Prabhu's recent movies have followed similar storylines that found a way of throwing him in the middle of two women
competing for his affection. I was getting tired of the repetitiveness but I would much rather watch him in another of those
movies than a venture like Bandha Paramasivam.
Cheran(Manivannan) and Pandiyan(Vinu Chakravarthy) are stepbrothers who are constantly at loggerheads and their daughters
Manju(Rambha) and Anju(Abinayasri) continue their enmity. When Pandiyan insults his daughter's suitor(Livingston), he arranges
to have a petty thief Paramu(Prabhu) pose as a rich man and wriggle his way in as Pandiyan's son-in-law. But Paramu mistakenly
enters Cheran's house and Manju falls for him. Meanwhile, Sivam('Kalabhavan' Mani), Paramu's friend, enters Pandiyan's house posing
as a cinema director. Madhavan(Abbas) helps them both since he is in love with a poor girl and is pretty sure that his father(P.Vasu)
will oppose his wedding.
The movie has all the ingredients that go into a successful slapstick comedy. There are a multitude of characters, paupers posing as
millionaires, millionaires forced to be chaffeurs and a series of mistaken identities. But the director has to have a firm control over
the screenplay for the viewer to keep track of the proceedings. But T.P.Gajendran, who has family comedies on his resume so far,
proves unequal to the task. As the movie proceeds, he digs himself in deeper and deeper with a pyramid of lies and finally fails to
extricate himself from under them in a satisfactory manner. We spend all our time keeping track of who has told what lies to whom
and so, find no time to laugh!
While we normally wait for the main story in any movie to kick in, this is a movie that suffers because of the main story. Manivannan
and Vinu Chakravarthy trade some nice quips initially and their constant quarrels contain some laughs. But the laughs reduce as
the movie proceeds and Prabhu and 'Kalabhavan' Mani make an appearance. Things get more confusing as the setting moves to
P.Vasu's house. The lies told by Prabhu and the confusion as Manivannan and Vinu Chakravarthy make appearances resemble
one of 'Crazy' Mohan's movies in setup but unfortunately, not in execution.
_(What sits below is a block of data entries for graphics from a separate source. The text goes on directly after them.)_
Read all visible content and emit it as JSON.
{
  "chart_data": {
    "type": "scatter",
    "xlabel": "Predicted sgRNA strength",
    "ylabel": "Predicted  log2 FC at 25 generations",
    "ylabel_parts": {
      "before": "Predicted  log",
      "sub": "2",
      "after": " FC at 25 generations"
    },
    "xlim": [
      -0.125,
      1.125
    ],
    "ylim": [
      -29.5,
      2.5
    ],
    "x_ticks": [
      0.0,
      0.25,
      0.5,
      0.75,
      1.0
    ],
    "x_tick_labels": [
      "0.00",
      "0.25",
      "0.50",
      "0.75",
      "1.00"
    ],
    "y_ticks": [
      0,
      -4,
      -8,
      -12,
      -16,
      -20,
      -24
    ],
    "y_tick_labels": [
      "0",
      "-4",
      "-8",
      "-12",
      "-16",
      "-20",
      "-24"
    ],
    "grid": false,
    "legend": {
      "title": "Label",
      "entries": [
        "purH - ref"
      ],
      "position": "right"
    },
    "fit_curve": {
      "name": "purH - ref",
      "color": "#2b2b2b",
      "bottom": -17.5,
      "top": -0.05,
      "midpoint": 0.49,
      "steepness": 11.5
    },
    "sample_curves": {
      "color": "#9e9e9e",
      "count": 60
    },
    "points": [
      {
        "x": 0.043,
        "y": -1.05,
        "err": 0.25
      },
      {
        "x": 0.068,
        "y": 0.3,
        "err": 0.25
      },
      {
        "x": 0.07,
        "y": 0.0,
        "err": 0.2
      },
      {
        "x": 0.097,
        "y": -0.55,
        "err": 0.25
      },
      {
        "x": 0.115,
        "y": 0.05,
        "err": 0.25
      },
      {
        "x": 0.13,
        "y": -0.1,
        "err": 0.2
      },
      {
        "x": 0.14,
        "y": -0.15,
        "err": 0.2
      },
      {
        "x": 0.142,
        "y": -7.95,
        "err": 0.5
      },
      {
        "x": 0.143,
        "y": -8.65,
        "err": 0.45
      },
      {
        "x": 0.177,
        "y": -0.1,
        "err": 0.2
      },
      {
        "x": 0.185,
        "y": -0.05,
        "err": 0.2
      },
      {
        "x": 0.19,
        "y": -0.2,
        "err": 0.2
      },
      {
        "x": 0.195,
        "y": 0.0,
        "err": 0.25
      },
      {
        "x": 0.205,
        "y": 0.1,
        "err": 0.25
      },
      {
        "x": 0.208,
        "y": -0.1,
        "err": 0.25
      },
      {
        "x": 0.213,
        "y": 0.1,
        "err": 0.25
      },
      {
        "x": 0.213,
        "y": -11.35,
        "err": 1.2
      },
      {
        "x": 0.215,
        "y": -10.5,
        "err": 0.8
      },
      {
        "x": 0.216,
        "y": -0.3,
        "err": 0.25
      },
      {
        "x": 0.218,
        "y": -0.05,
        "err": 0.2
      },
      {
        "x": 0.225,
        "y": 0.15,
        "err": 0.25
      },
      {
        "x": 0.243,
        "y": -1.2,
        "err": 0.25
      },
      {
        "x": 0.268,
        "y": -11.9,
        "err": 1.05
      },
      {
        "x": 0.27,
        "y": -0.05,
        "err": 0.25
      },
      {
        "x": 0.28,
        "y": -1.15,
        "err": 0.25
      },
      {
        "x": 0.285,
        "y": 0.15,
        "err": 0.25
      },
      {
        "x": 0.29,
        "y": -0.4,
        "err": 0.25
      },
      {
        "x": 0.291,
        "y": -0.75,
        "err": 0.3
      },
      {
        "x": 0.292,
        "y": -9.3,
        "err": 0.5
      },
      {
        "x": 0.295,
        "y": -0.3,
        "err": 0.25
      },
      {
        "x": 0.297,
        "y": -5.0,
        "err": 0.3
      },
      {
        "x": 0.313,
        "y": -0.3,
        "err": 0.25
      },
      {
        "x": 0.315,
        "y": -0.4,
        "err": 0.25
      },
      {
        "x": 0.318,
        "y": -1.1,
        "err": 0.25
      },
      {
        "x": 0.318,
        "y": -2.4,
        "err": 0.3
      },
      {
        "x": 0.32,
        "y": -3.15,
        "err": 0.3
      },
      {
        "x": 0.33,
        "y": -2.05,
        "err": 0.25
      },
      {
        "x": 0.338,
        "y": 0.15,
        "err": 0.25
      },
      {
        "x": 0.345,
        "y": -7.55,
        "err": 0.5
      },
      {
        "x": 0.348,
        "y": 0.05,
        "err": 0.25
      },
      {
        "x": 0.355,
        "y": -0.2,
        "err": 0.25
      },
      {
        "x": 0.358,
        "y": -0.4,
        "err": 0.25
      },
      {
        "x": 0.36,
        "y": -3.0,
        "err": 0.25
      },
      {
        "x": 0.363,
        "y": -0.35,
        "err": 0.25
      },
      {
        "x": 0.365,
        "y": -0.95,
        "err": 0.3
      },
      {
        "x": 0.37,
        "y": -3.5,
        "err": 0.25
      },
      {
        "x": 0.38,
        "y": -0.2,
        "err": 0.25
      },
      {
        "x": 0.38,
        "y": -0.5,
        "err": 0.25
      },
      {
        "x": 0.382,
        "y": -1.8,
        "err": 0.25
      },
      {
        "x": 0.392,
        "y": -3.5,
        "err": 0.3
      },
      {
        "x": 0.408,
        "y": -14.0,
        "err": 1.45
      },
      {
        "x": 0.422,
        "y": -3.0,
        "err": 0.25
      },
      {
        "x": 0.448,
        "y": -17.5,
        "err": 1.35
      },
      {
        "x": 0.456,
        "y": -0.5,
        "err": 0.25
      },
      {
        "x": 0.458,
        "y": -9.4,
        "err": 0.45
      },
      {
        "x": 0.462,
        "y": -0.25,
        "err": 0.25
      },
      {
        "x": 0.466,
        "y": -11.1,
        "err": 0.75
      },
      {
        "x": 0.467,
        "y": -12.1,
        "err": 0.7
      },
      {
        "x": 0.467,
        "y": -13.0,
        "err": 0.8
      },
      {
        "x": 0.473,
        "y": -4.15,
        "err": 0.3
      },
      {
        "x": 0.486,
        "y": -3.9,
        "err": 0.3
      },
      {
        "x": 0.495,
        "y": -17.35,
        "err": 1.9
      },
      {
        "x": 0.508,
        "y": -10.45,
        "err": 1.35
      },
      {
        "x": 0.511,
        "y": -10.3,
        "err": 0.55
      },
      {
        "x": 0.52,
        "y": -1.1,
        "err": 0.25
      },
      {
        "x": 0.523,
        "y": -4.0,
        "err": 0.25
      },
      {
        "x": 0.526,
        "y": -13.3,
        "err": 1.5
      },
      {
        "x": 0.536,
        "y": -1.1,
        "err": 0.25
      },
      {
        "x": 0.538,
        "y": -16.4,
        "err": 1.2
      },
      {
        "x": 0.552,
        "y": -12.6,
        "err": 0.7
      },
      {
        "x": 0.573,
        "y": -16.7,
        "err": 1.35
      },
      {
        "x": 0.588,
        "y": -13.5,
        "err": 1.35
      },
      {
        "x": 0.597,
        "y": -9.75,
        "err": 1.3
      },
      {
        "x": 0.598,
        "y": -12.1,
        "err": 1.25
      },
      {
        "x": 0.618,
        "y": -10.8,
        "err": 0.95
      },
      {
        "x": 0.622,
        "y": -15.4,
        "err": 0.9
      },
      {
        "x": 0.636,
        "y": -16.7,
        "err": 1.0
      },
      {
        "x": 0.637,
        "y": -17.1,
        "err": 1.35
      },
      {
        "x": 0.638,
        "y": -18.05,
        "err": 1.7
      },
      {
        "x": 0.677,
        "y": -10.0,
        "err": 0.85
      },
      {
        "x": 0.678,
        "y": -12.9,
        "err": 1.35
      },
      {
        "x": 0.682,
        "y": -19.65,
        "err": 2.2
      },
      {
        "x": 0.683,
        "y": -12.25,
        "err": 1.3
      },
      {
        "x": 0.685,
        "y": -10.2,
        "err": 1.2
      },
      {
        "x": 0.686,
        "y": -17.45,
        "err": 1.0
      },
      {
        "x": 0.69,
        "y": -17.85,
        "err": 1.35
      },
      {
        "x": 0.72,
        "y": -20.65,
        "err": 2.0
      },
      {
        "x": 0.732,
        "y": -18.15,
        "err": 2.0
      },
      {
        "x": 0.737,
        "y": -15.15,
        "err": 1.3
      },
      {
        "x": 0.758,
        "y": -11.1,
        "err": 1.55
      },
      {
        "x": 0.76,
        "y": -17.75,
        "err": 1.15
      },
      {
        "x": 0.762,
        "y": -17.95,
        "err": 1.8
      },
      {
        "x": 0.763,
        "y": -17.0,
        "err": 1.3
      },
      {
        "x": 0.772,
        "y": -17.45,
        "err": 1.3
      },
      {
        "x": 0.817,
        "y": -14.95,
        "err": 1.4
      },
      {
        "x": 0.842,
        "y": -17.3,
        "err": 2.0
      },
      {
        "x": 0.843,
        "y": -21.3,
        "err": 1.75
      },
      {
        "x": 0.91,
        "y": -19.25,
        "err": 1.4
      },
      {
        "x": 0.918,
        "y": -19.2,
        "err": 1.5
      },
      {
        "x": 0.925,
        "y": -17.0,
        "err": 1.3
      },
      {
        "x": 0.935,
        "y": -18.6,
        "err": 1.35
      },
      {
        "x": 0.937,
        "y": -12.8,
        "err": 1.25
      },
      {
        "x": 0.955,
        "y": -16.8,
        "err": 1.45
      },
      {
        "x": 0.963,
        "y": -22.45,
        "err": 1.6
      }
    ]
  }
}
The few moments of cleverness in the movie come from sequences that have been copied from other movies. Prabhu and Abbas
posing altertanely as boss and chaffeur to P.Vasu and Rambha is one such scene. The tricks they use and the way the scene has
been picturised shows a comic aptitude that is missing in the rest of the movie. The director himself appears as a loyal servant who
knows the truth about the drama being played but fails(usually with some bodily harm) to reveal the happenings to P.Vasu.
Prabhu is all but lost in the cacophony. 'Kalabhavan' Mani who impressed us with his unique villainy in
Gemini , is loud and grating. Like Vadivelu, here is another actor who needs to be reined in to be
effective. Rambha looks jaded while Abinayasri, yesteryear dancer Anuradha's dancer, passes muster. Vinu Chakravarthy and
Manivannan raise some laughs initially but soon get repetitive.